Tenho dezenove anos, júnior na faculdade e garçonete em meio período. Sou solteiro, nem sempre (ou nunca) pago minhas contas a tempo e, às vezes, passo alguns dias sem comer uma refeição real. Todos eles desempenham um papel em quem eu sou como pessoa, mas o que me deixa completo é isso: sou mãe de um bebê de dois meses.

A pergunta mais comum que me fizeram nos últimos dois meses é: 'Você já pensou em fazer um aborto'? Embora seja uma pergunta horrivelmente inapropriada para qualquer mãe, independentemente da idade, recebo pelo menos uma vez por semana.

A resposta é sim.
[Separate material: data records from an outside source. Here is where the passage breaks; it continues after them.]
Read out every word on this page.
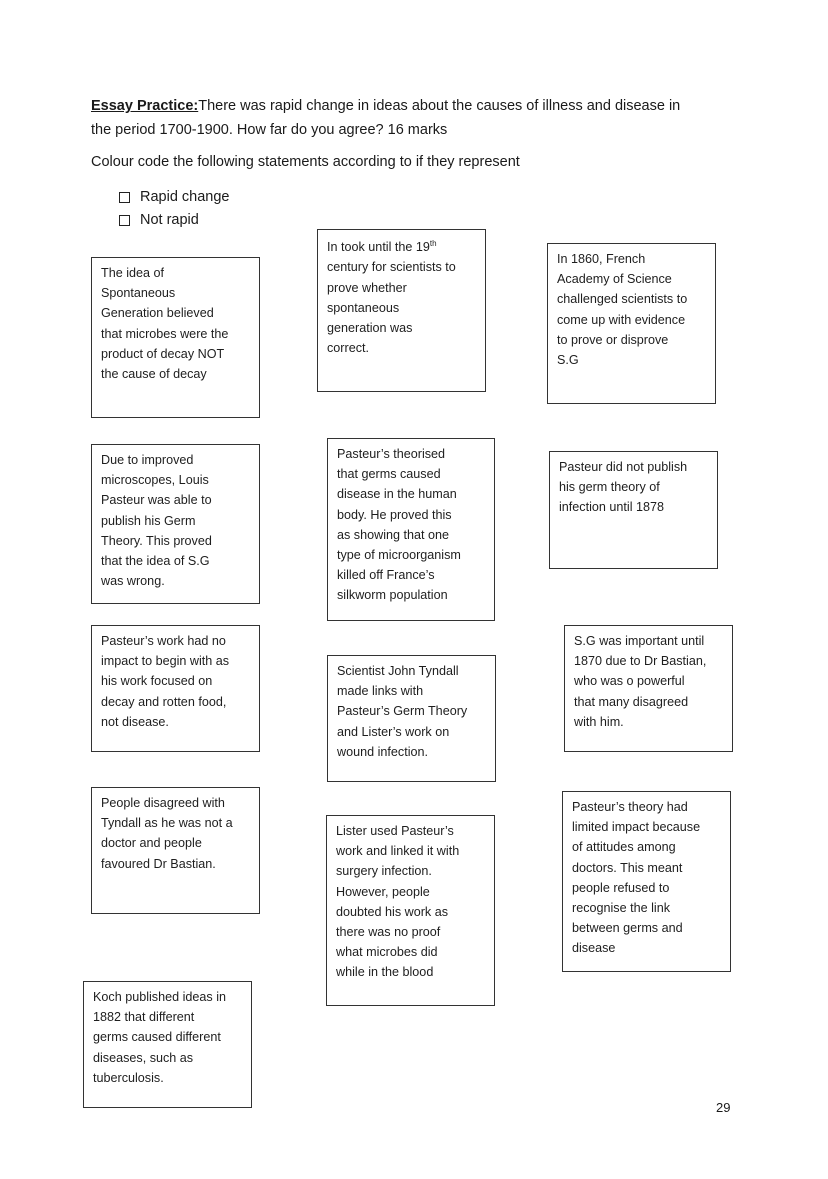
Essay Practice:There was rapid change in ideas about the causes of illness and disease in
the period 1700-1900. How far do you agree? 16 marks

Colour code the following statements according to if they represent

Rapid change
Not rapid
The idea of
Spontaneous
Generation believed
that microbes were the
product of decay NOT
the cause of decay
In took until the 19th
century for scientists to
prove whether
spontaneous
generation was
correct.
In 1860, French
Academy of Science
challenged scientists to
come up with evidence
to prove or disprove
S.G
Due to improved
microscopes, Louis
Pasteur was able to
publish his Germ
Theory. This proved
that the idea of S.G
was wrong.
Pasteur’s theorised
that germs caused
disease in the human
body. He proved this
as showing that one
type of microorganism
killed off France’s
silkworm population
Pasteur did not publish
his germ theory of
infection until 1878
Pasteur’s work had no
impact to begin with as
his work focused on
decay and rotten food,
not disease.
Scientist John Tyndall
made links with
Pasteur’s Germ Theory
and Lister’s work on
wound infection.
S.G was important until
1870 due to Dr Bastian,
who was o powerful
that many disagreed
with him.
People disagreed with
Tyndall as he was not a
doctor and people
favoured Dr Bastian.
Lister used Pasteur’s
work and linked it with
surgery infection.
However, people
doubted his work as
there was no proof
what microbes did
while in the blood
Pasteur’s theory had
limited impact because
of attitudes among
doctors. This meant
people refused to
recognise the link
between germs and
disease
Koch published ideas in
1882 that different
germs caused different
diseases, such as
tuberculosis.
29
Eu pensei em fazer um aborto. Eu quase escolhi não ter um filho. Passei talvez muito tempo obcecado com isso. E tudo bem.

Não sei qual pessoa na minha posição não a consideraria ou, pelo menos, pensei nisso por um segundo. Enquanto estou sentado aqui escrevendo com meu bebê dormindo no carrinho no peito, penso em como seria minha vida se eu escolhesse não ter meu bebê.

Não vou dizer 'escolhi não ser mãe', porque aos meus olhos me tornei mãe no momento em que descobri que estava grávida. Mas eu sabia que tinha a opção de permanecer mãe ou não.

Eu mal tinha dezenove anos, estava solteira e assustada. Meu ex e eu tínhamos acabado de terminar e não sabia como dizer a ele que seríamos pais, muito menos contar à minha família, e nem sabia como chegar a um acordo com essas duas linhas cor-de-rosa olhando para trás em mim.

Então, pensei em um aborto. E eu pensei, e pensei, e pensei. Liguei para alguns médicos e chorei muitas lágrimas. E eu interpretei minha vida como um filme, um filme em que não tive um filho.

Eu terminaria a faculdade, começaria uma carreira, talvez compraria uma casa. Conhecer alguém, apaixonar-se e casar. Então tenha um bebê. Talvez. Eu tinha um plano e os bebês nunca estavam nele. Eu nem sabia se poderia me cuidar, quanto mais outro ser humano.

dê a si mesmo tempo para curar

Quando imaginei minha vida com uma criança, fiquei aterrorizada. Fraldas, creches, gritos e gritos. Pensei em todas as razões pelas quais nunca quis criar outro ser humano. Mas depois de olhar para aquele pedaço de pau, pensando em todas as coisas que me assustaram, parte de mim mal podia esperar para fazê-lo.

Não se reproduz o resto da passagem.